New municipal regulations on Ottawa’s payday loan establishments impose additional restrictions on operators looking to open in communities such as Vanier, but are unlikely to have an immediate impact on the number of existing shops across the city.
City officials say the new rules – which were passed by city council in late September – are aimed at limiting the growth of new payday loan establishments and reducing the “clustering” of these shops in areas such as the Montreal Road corridor.
Specifically, the regulations introduce minimum separation distances between shops by requiring new payday loan establishments to be at least one kilometre from each other. Additionally, no payday loan shop will be allowed to operate within 300 metres of a school or 500 metres of a casino or racetrack.

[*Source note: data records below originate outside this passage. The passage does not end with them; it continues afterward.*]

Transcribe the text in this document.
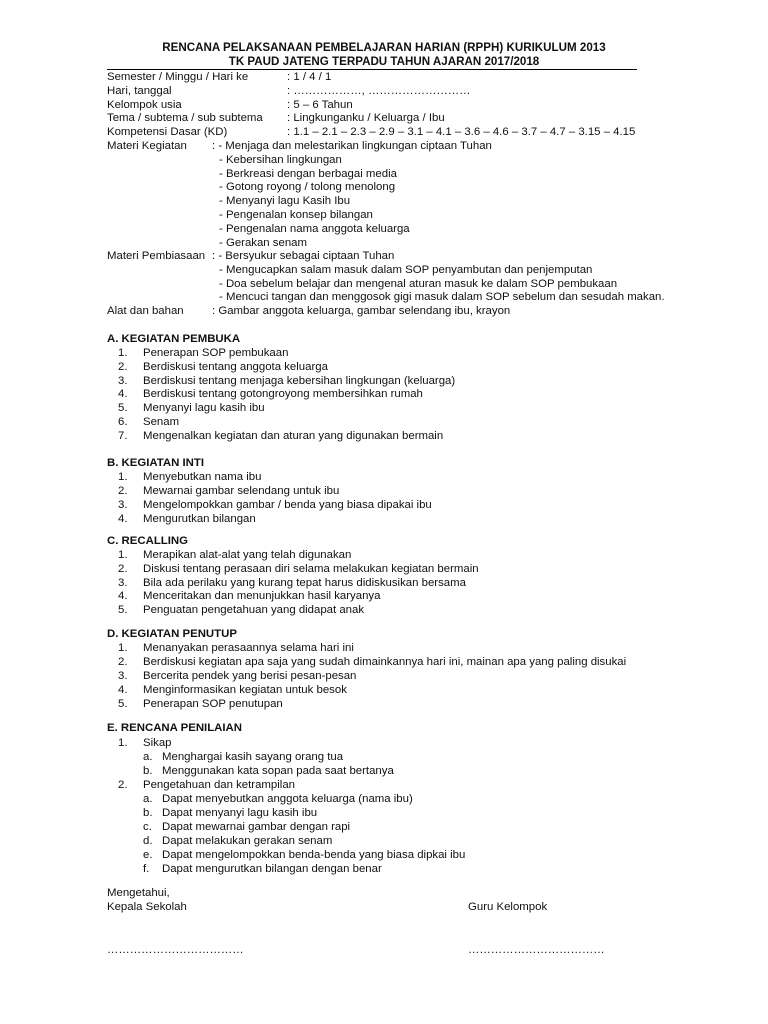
RENCANA PELAKSANAAN PEMBELAJARAN HARIAN (RPPH) KURIKULUM 2013
TK PAUD JATENG TERPADU TAHUN AJARAN 2017/2018
Semester / Minggu / Hari ke	: 1 / 4 / 1
Hari, tanggal	: ………………, ………………………
Kelompok usia	: 5 – 6 Tahun
Tema / subtema / sub subtema : Lingkunganku / Keluarga / Ibu
Kompetensi Dasar (KD)	: 1.1 – 2.1 – 2.3 – 2.9 – 3.1 – 4.1 – 3.6 – 4.6 – 3.7 – 4.7 – 3.15 – 4.15
Materi Kegiatan : - Menjaga dan melestarikan lingkungan ciptaan Tuhan
- Kebersihan lingkungan
- Berkreasi dengan berbagai media
- Gotong royong / tolong menolong
- Menyanyi lagu Kasih Ibu
- Pengenalan konsep bilangan
- Pengenalan nama anggota keluarga
- Gerakan senam
Materi Pembiasaan : - Bersyukur sebagai ciptaan Tuhan
- Mengucapkan salam masuk dalam SOP penyambutan dan penjemputan
- Doa sebelum belajar dan mengenal aturan masuk ke dalam SOP pembukaan
- Mencuci tangan dan menggosok gigi masuk dalam SOP sebelum dan sesudah makan.
Alat dan bahan : Gambar anggota keluarga, gambar selendang ibu, krayon
A. KEGIATAN PEMBUKA
1. Penerapan SOP pembukaan
2. Berdiskusi tentang anggota keluarga
3. Berdiskusi tentang menjaga kebersihan lingkungan (keluarga)
4. Berdiskusi tentang gotongroyong membersihkan rumah
5. Menyanyi lagu kasih ibu
6. Senam
7. Mengenalkan kegiatan dan aturan yang digunakan bermain
B. KEGIATAN INTI
1. Menyebutkan nama ibu
2. Mewarnai gambar selendang untuk ibu
3. Mengelompokkan gambar / benda yang biasa dipakai ibu
4. Mengurutkan bilangan
C. RECALLING
1. Merapikan alat-alat yang telah digunakan
2. Diskusi tentang perasaan diri selama melakukan kegiatan bermain
3. Bila ada perilaku yang kurang tepat harus didiskusikan bersama
4. Menceritakan dan menunjukkan hasil karyanya
5. Penguatan pengetahuan yang didapat anak
D. KEGIATAN PENUTUP
1. Menanyakan perasaannya selama hari ini
2. Berdiskusi kegiatan apa saja yang sudah dimainkannya hari ini, mainan apa yang paling disukai
3. Bercerita pendek yang berisi pesan-pesan
4. Menginformasikan kegiatan untuk besok
5. Penerapan SOP penutupan
E. RENCANA PENILAIAN
1. Sikap
a. Menghargai kasih sayang orang tua
b. Menggunakan kata sopan pada saat bertanya
2. Pengetahuan dan ketrampilan
a. Dapat menyebutkan anggota keluarga (nama ibu)
b. Dapat menyanyi lagu kasih ibu
c. Dapat mewarnai gambar dengan rapi
d. Dapat melakukan gerakan senam
e. Dapat mengelompokkan benda-benda yang biasa dipkai ibu
f. Dapat mengurutkan bilangan dengan benar
Mengetahui,
Kepala Sekolah	Guru Kelompok
………………………………	………………………………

Other changes regulate the type of premises that payday loan shops are allowed to operate from. Generally speaking, these businesses will only be allowed to be located in commercial buildings with non-residential uses.
In many cases, however, the new rules will only take effect as payday loan shops close down and are replaced by other types of businesses.

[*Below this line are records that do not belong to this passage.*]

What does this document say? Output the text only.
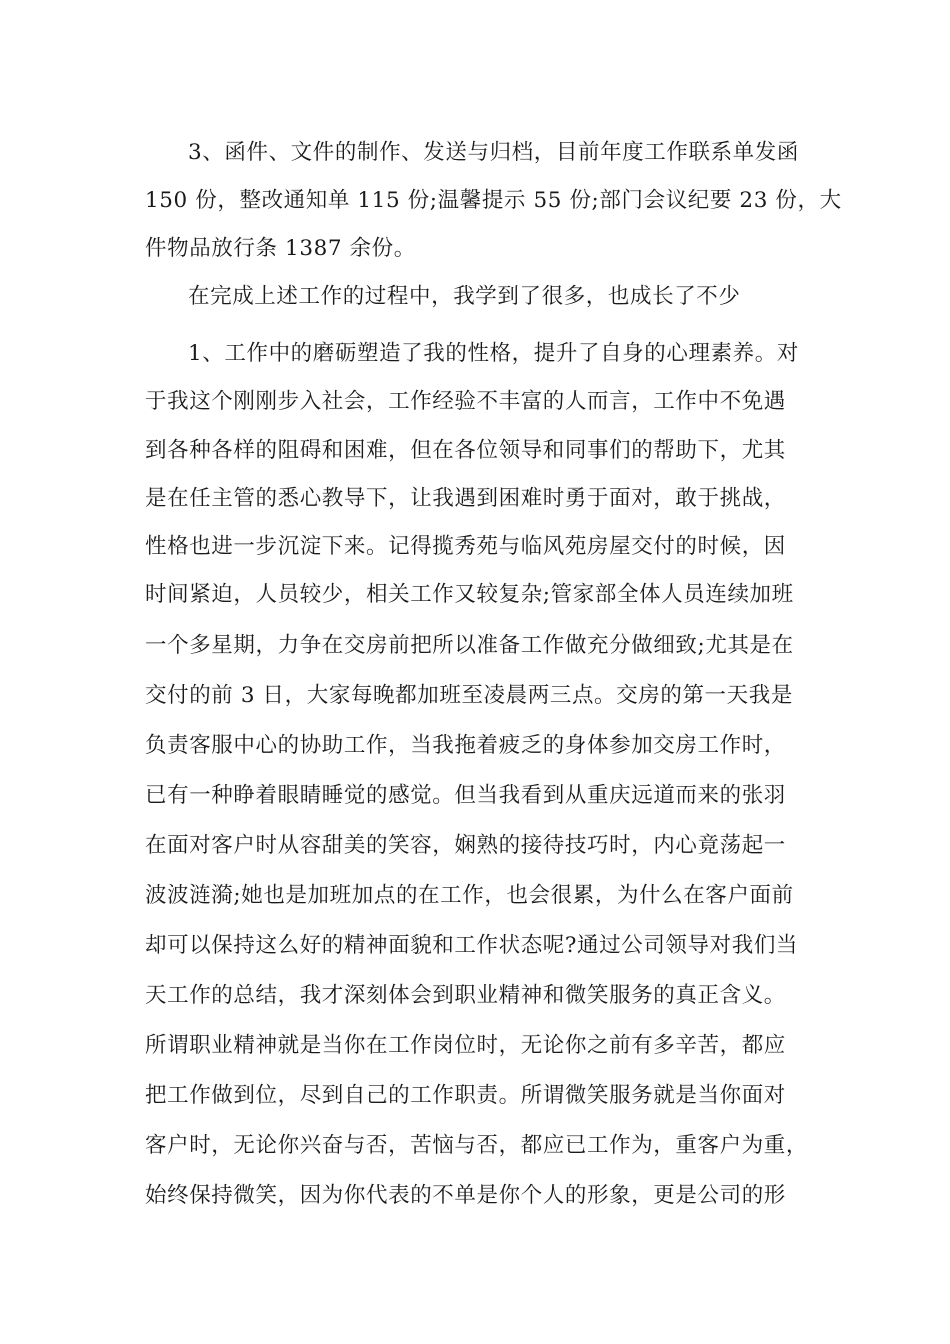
3、函件、文件的制作、发送与归档，目前年度工作联系单发函

150 份，整改通知单 115 份;温馨提示 55 份;部门会议纪要 23 份，大

件物品放行条 1387 余份。

在完成上述工作的过程中，我学到了很多，也成长了不少

1、工作中的磨砺塑造了我的性格，提升了自身的心理素养。对

于我这个刚刚步入社会，工作经验不丰富的人而言，工作中不免遇

到各种各样的阻碍和困难，但在各位领导和同事们的帮助下，尤其

是在任主管的悉心教导下，让我遇到困难时勇于面对，敢于挑战，

性格也进一步沉淀下来。记得揽秀苑与临风苑房屋交付的时候，因

时间紧迫，人员较少，相关工作又较复杂;管家部全体人员连续加班

一个多星期，力争在交房前把所以准备工作做充分做细致;尤其是在

交付的前 3 日，大家每晚都加班至凌晨两三点。交房的第一天我是

负责客服中心的协助工作，当我拖着疲乏的身体参加交房工作时，

已有一种睁着眼睛睡觉的感觉。但当我看到从重庆远道而来的张羽

在面对客户时从容甜美的笑容，娴熟的接待技巧时，内心竟荡起一

波波涟漪;她也是加班加点的在工作，也会很累，为什么在客户面前

却可以保持这么好的精神面貌和工作状态呢?通过公司领导对我们当

天工作的总结，我才深刻体会到职业精神和微笑服务的真正含义。

所谓职业精神就是当你在工作岗位时，无论你之前有多辛苦，都应

把工作做到位，尽到自己的工作职责。所谓微笑服务就是当你面对

客户时，无论你兴奋与否，苦恼与否，都应已工作为，重客户为重，

始终保持微笑，因为你代表的不单是你个人的形象，更是公司的形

Existing establishments will be grandfathered and not subject to the new rules. Furthermore, if a shop closes down and is immediately replaced by another payday loan business, the new shop can operate under the old rules.

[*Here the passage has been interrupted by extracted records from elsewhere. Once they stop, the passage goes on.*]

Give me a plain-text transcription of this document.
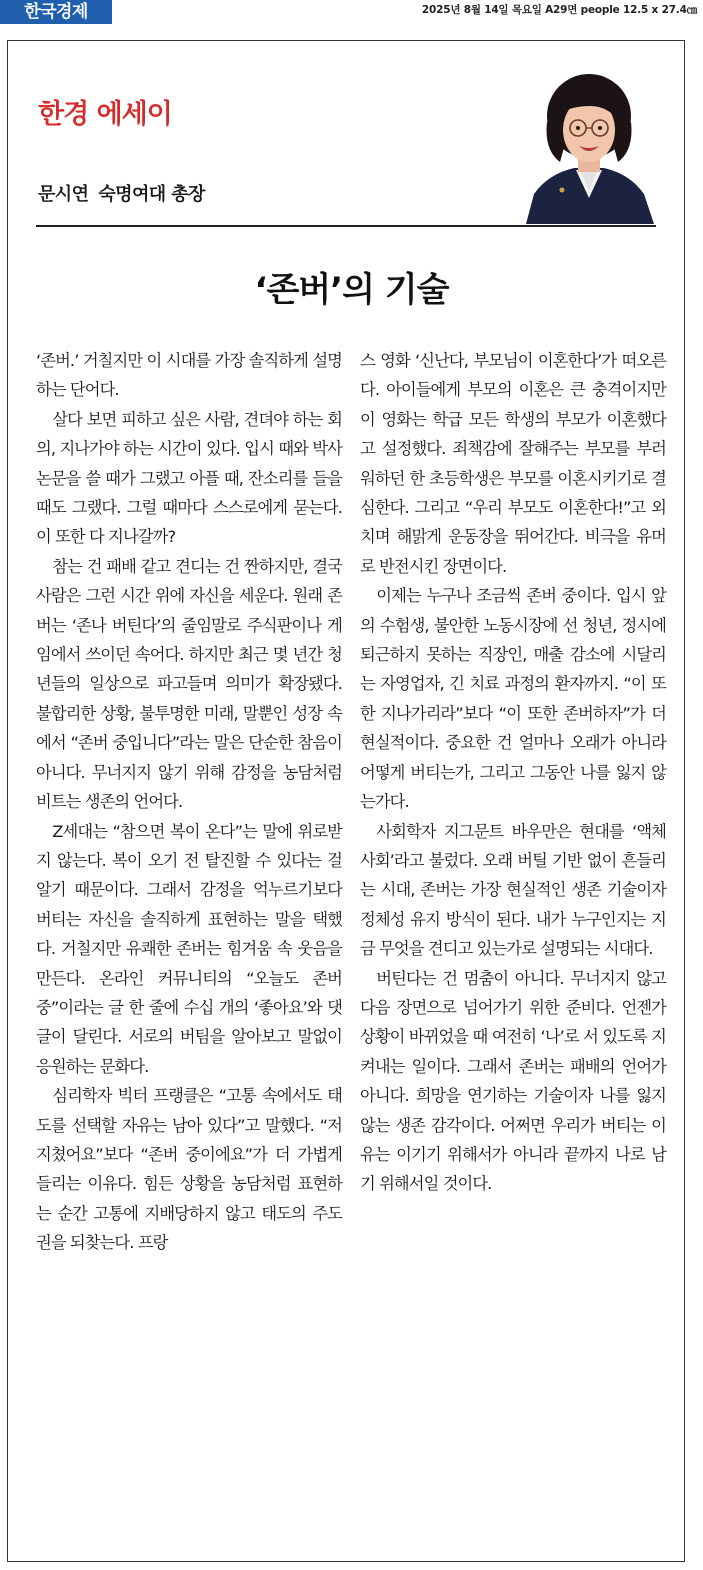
한국경제	2025년 8월 14일 목요일 A29면 people 12.5 x 27.4㎝
한경 에세이
문시연 숙명여대 총장
‘존버’의 기술

‘존버.’ 거칠지만 이 시대를 가장 솔직하게 설명하는 단어다.

살다 보면 피하고 싶은 사람, 견뎌야 하는 회의, 지나가야 하는 시간이 있다. 입시 때와 박사 논문을 쓸 때가 그랬고 아플 때, 잔소리를 들을 때도 그랬다. 그럴 때마다 스스로에게 묻는다. 이 또한 다 지나갈까?

참는 건 패배 같고 견디는 건 짠하지만, 결국 사람은 그런 시간 위에 자신을 세운다. 원래 존버는 ‘존나 버틴다’의 줄임말로 주식판이나 게임에서 쓰이던 속어다. 하지만 최근 몇 년간 청년들의 일상으로 파고들며 의미가 확장됐다. 불합리한 상황, 불투명한 미래, 말뿐인 성장 속에서 “존버 중입니다”라는 말은 단순한 참음이 아니다. 무너지지 않기 위해 감정을 농담처럼 비트는 생존의 언어다.

Z세대는 “참으면 복이 온다”는 말에 위로받지 않는다. 복이 오기 전 탈진할 수 있다는 걸 알기 때문이다. 그래서 감정을 억누르기보다 버티는 자신을 솔직하게 표현하는 말을 택했다. 거칠지만 유쾌한 존버는 힘겨움 속 웃음을 만든다. 온라인 커뮤니티의 “오늘도 존버 중”이라는 글 한 줄에 수십 개의 ‘좋아요’와 댓글이 달린다. 서로의 버팀을 알아보고 말없이 응원하는 문화다.

심리학자 빅터 프랭클은 “고통 속에서도 태도를 선택할 자유는 남아 있다”고 말했다. “저 지쳤어요”보다 “존버 중이에요”가 더 가볍게 들리는 이유다. 힘든 상황을 농담처럼 표현하는 순간 고통에 지배당하지 않고 태도의 주도권을 되찾는다. 프랑

스 영화 ‘신난다, 부모님이 이혼한다’가 떠오른다. 아이들에게 부모의 이혼은 큰 충격이지만 이 영화는 학급 모든 학생의 부모가 이혼했다고 설정했다. 죄책감에 잘해주는 부모를 부러워하던 한 초등학생은 부모를 이혼시키기로 결심한다. 그리고 “우리 부모도 이혼한다!”고 외치며 해맑게 운동장을 뛰어간다. 비극을 유머로 반전시킨 장면이다.

이제는 누구나 조금씩 존버 중이다. 입시 앞의 수험생, 불안한 노동시장에 선 청년, 정시에 퇴근하지 못하는 직장인, 매출 감소에 시달리는 자영업자, 긴 치료 과정의 환자까지. “이 또한 지나가리라”보다 “이 또한 존버하자”가 더 현실적이다. 중요한 건 얼마나 오래가 아니라 어떻게 버티는가, 그리고 그동안 나를 잃지 않는가다.

사회학자 지그문트 바우만은 현대를 ‘액체 사회’라고 불렀다. 오래 버틸 기반 없이 흔들리는 시대, 존버는 가장 현실적인 생존 기술이자 정체성 유지 방식이 된다. 내가 누구인지는 지금 무엇을 견디고 있는가로 설명되는 시대다.

버틴다는 건 멈춤이 아니다. 무너지지 않고 다음 장면으로 넘어가기 위한 준비다. 언젠가 상황이 바뀌었을 때 여전히 ‘나’로 서 있도록 지켜내는 일이다. 그래서 존버는 패배의 언어가 아니다. 희망을 연기하는 기술이자 나를 잃지 않는 생존 감각이다. 어쩌면 우리가 버티는 이유는 이기기 위해서가 아니라 끝까지 나로 남기 위해서일 것이다.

In the short term, all new and existing payday loan establishments will be required to obtain a municipal license.
There are currently 54 provincially licensed payday loan establishments in Ottawa, down from 59 shops in 2016. Rideau-Vanier is home to nine of these shops, including five on Montreal Road alone, according to the city.
The new citywide rules comes on the heels of another council decision affecting payday loan shops in Vanier.
The Montreal Road Community Improvement Plan, adopted by council in May, specifically lists payday loan establishments – among other businesses – as being ineligible for grants to locate along the road.